Trading In The Old World

The other day we were musing about life before COVID. Specifically, what the Trading and FinTech community was all about. Like the former floor traders describe, it was more of a comradery, where most of the players were brothers and sisters.

In that same spirit, I revisited this photo, taken in February of 2020. On this night our chapter of Chartered market Technicians and traders spent the evening with Billy Assimos, legendary owner and manager of Ceres Cafe in the Board of Trade Building.

Billy worked at his father's restaurant within blocks of the Board, and soon found himself trading. Then his restaurant entered the building and the rest is history. His best story is trading DOW futures and cleaning up during the 1987 crash. And then there were the great floor traders of lore that would stop in for lunch. In those days the wall facing the hall of the Board of Trade flipped to produce a giant bar facing the hall.

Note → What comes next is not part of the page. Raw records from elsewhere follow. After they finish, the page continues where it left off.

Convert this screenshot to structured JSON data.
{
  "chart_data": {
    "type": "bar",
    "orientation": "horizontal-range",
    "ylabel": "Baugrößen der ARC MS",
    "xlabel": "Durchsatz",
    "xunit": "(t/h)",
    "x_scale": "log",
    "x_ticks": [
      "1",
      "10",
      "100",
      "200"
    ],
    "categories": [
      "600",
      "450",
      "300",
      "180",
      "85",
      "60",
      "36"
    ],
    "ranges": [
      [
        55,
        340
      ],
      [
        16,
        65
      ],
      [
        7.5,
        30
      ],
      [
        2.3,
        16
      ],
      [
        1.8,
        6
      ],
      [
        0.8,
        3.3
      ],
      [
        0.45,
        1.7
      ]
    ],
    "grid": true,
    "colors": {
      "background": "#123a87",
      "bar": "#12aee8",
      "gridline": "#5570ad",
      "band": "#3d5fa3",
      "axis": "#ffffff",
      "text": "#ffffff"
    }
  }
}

COVID seemed to serve as the trigger for the forces that were already mounting to change the trading industry forever. Automation, corporatization of capital, hyperconverged computing power, and machine learning have forever changed trading into FinTech.

Many of those changes are good, and most were inevitable. But after COVID, the human turnover seems much greater. individual traders and smaller market firms have become scarce.

Trading itself is a bygone term of the old world. The world before 2020. With the computer replacing the trader, the relationships and comradery has sadly taken a backseat. Our famous Chicago Trader's Meetup no longer meets. Seldom does our CMT chapter.